My book draws a picture of human knowledge as a kind of successful cognitive performance. In order to know that p one must at a minimum attain an aim of one’s belief that p: i.e., one must hit the mark of truth. A performance can attain its aim by sheer luck, however, in which case its success will not manifest the competence of the performer, either because the performance is not so much as competent, or else because, however competent it may or may not be, it is not its competence that accounts for its success. In order to be apt a performance must attain its basic aim, it must be a competent performance, and, further, its success must manifest its competence.

Animal knowledge is apt cognitive performance, apt belief. But there is a higher level of knowledge, reflective knowledge. Here the believer aptly notes, or implicitly presupposes, the aptness of his first-order belief.

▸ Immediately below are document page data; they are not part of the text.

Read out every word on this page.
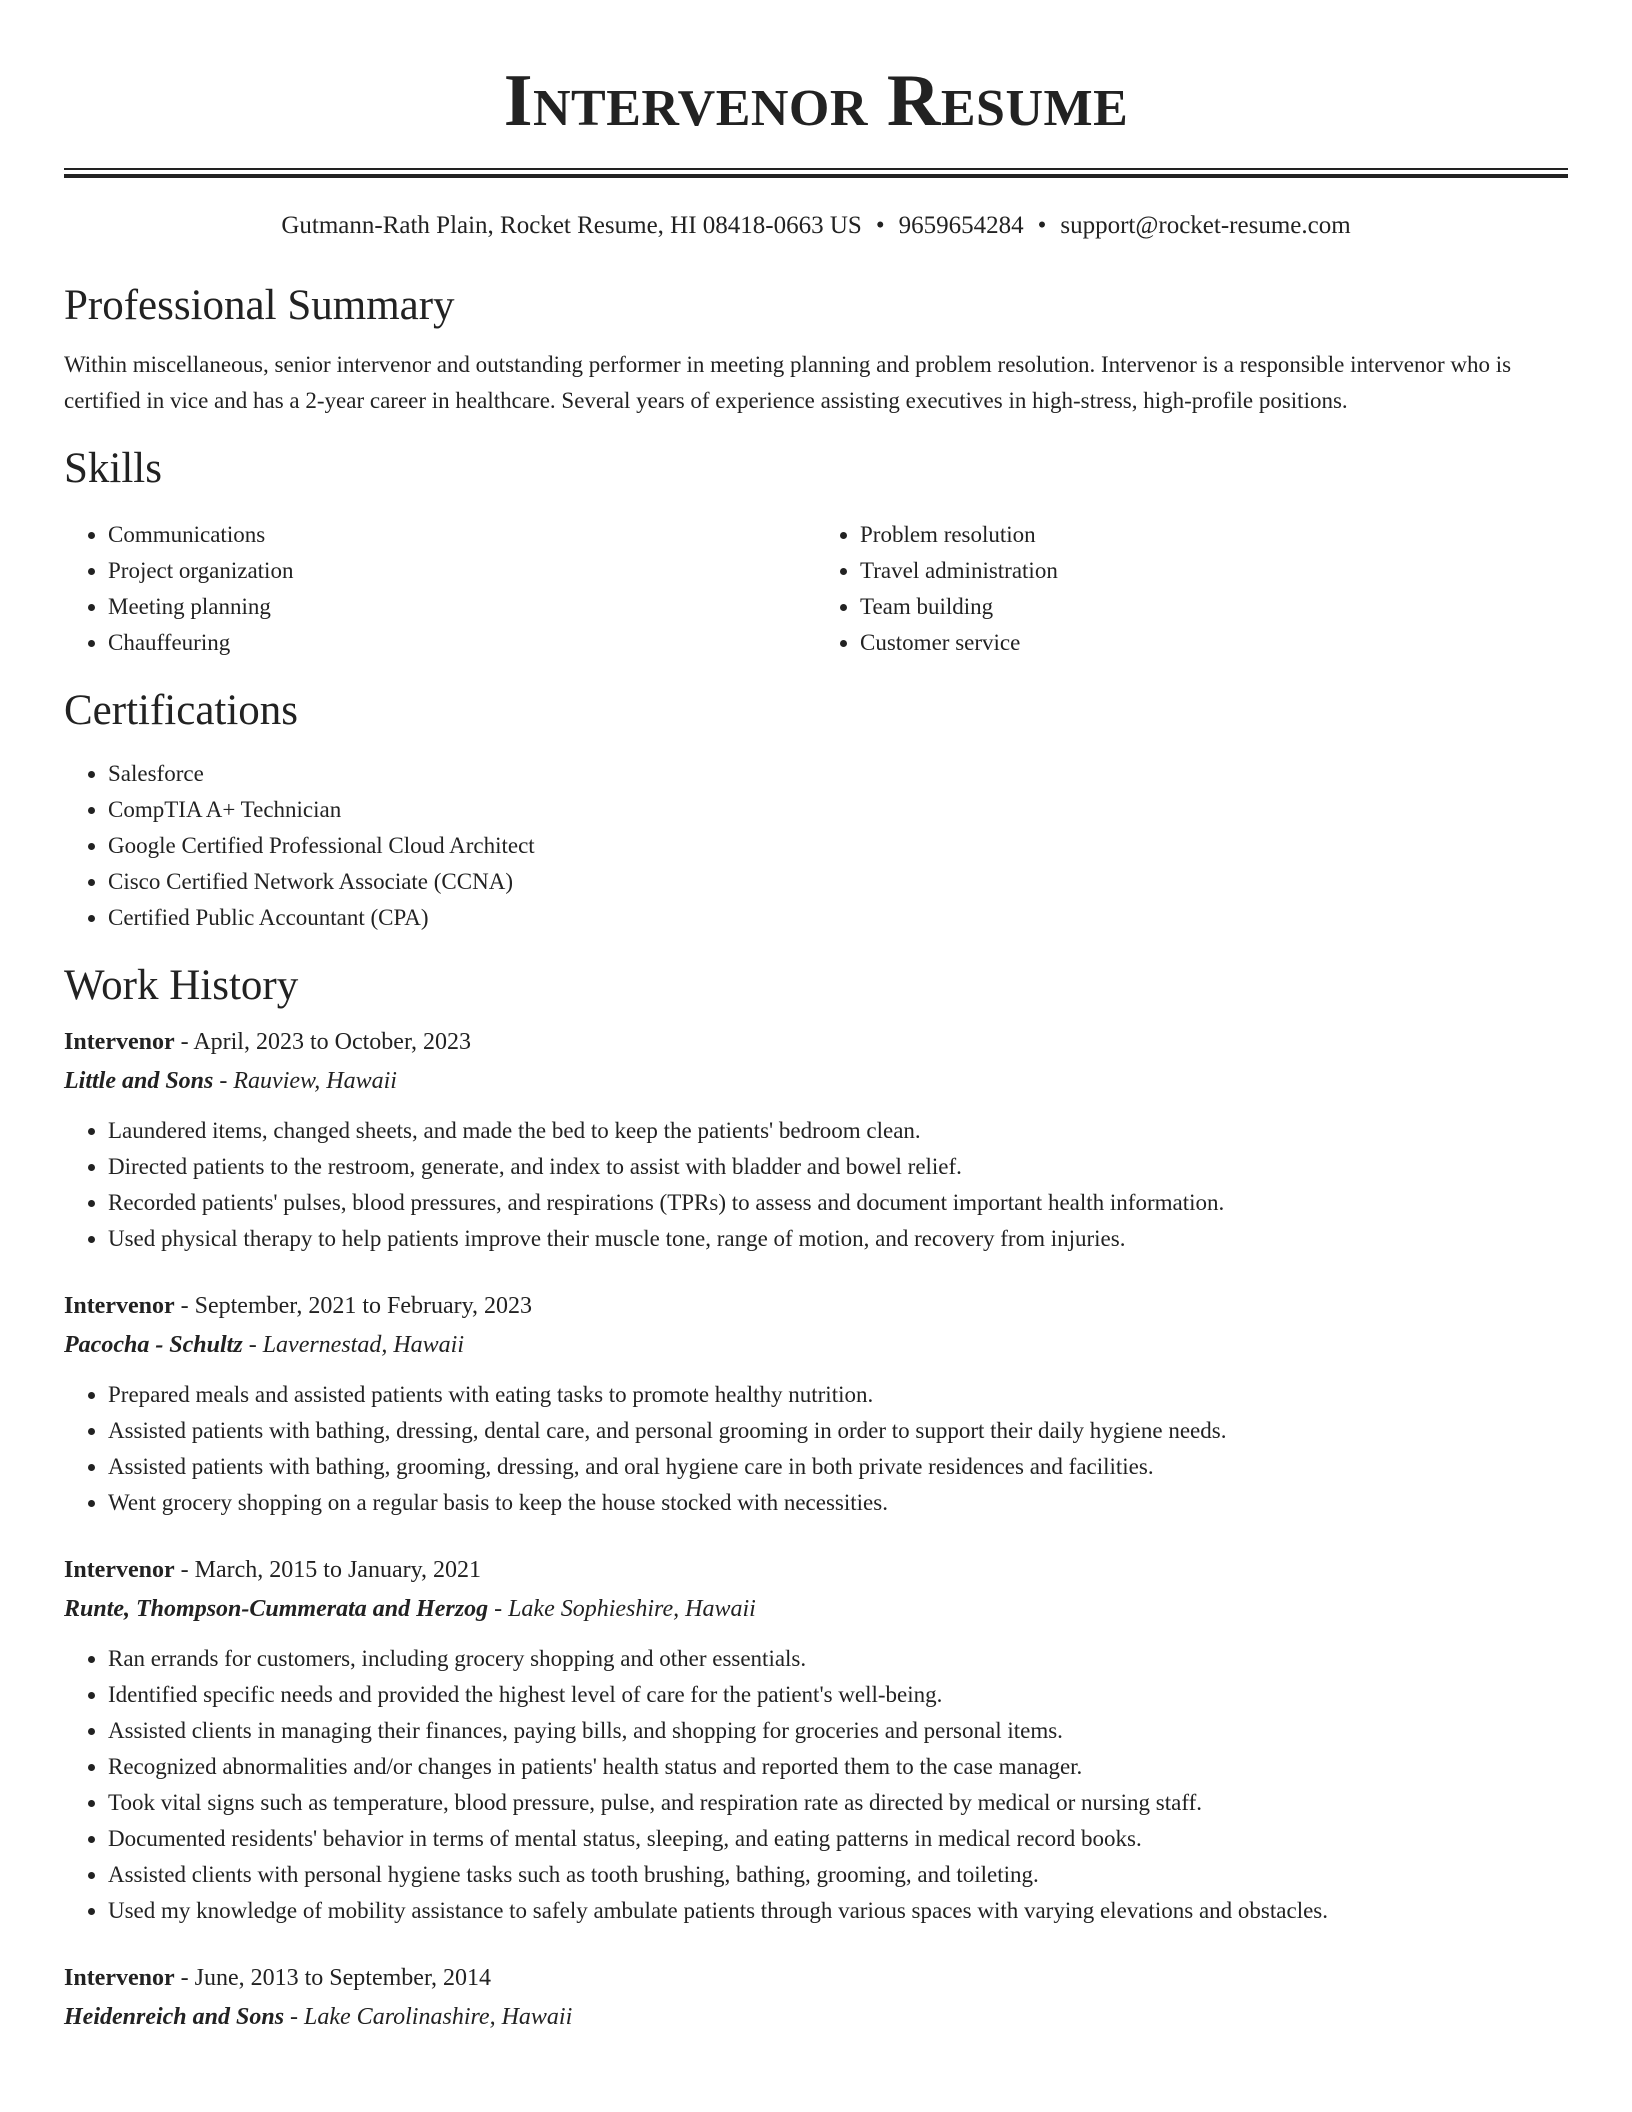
Intervenor Resume
Gutmann-Rath Plain, Rocket Resume, HI 08418-0663 US • 9659654284 • support@rocket-resume.com
Professional Summary
Within miscellaneous, senior intervenor and outstanding performer in meeting planning and problem resolution. Intervenor is a responsible intervenor who is certified in vice and has a 2-year career in healthcare. Several years of experience assisting executives in high-stress, high-profile positions.
Skills
• Communications
• Project organization
• Meeting planning
• Chauffeuring
• Problem resolution
• Travel administration
• Team building
• Customer service
Certifications
• Salesforce
• CompTIA A+ Technician
• Google Certified Professional Cloud Architect
• Cisco Certified Network Associate (CCNA)
• Certified Public Accountant (CPA)
Work History
Intervenor - April, 2023 to October, 2023
Little and Sons - Rauview, Hawaii
• Laundered items, changed sheets, and made the bed to keep the patients' bedroom clean.
• Directed patients to the restroom, generate, and index to assist with bladder and bowel relief.
• Recorded patients' pulses, blood pressures, and respirations (TPRs) to assess and document important health information.
• Used physical therapy to help patients improve their muscle tone, range of motion, and recovery from injuries.
Intervenor - September, 2021 to February, 2023
Pacocha - Schultz - Lavernestad, Hawaii
• Prepared meals and assisted patients with eating tasks to promote healthy nutrition.
• Assisted patients with bathing, dressing, dental care, and personal grooming in order to support their daily hygiene needs.
• Assisted patients with bathing, grooming, dressing, and oral hygiene care in both private residences and facilities.
• Went grocery shopping on a regular basis to keep the house stocked with necessities.
Intervenor - March, 2015 to January, 2021
Runte, Thompson-Cummerata and Herzog - Lake Sophieshire, Hawaii
• Ran errands for customers, including grocery shopping and other essentials.
• Identified specific needs and provided the highest level of care for the patient's well-being.
• Assisted clients in managing their finances, paying bills, and shopping for groceries and personal items.
• Recognized abnormalities and/or changes in patients' health status and reported them to the case manager.
• Took vital signs such as temperature, blood pressure, pulse, and respiration rate as directed by medical or nursing staff.
• Documented residents' behavior in terms of mental status, sleeping, and eating patterns in medical record books.
• Assisted clients with personal hygiene tasks such as tooth brushing, bathing, grooming, and toileting.
• Used my knowledge of mobility assistance to safely ambulate patients through various spaces with varying elevations and obstacles.
Intervenor - June, 2013 to September, 2014
Heidenreich and Sons - Lake Carolinashire, Hawaii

The book details that picture of knowledge on its two levels. Framing the picture, the opening and closing chapters confront respective forms of skepticism. The first chapter confronts the dream skeptic, the last a kind of Pyrrhonian skeptic. The second chapter presents the basic account of knowledge, and the fifth develops it on its two levels. The two middle chapters take up as many issues recently prominent in epistemology, through the normativity of the apt belief. Thus, the third chapter takes up intuition as an epistemic source in line with our virtue epistemology, and the fourth offers a theory of epistemic normativity as a kind of performance normativity.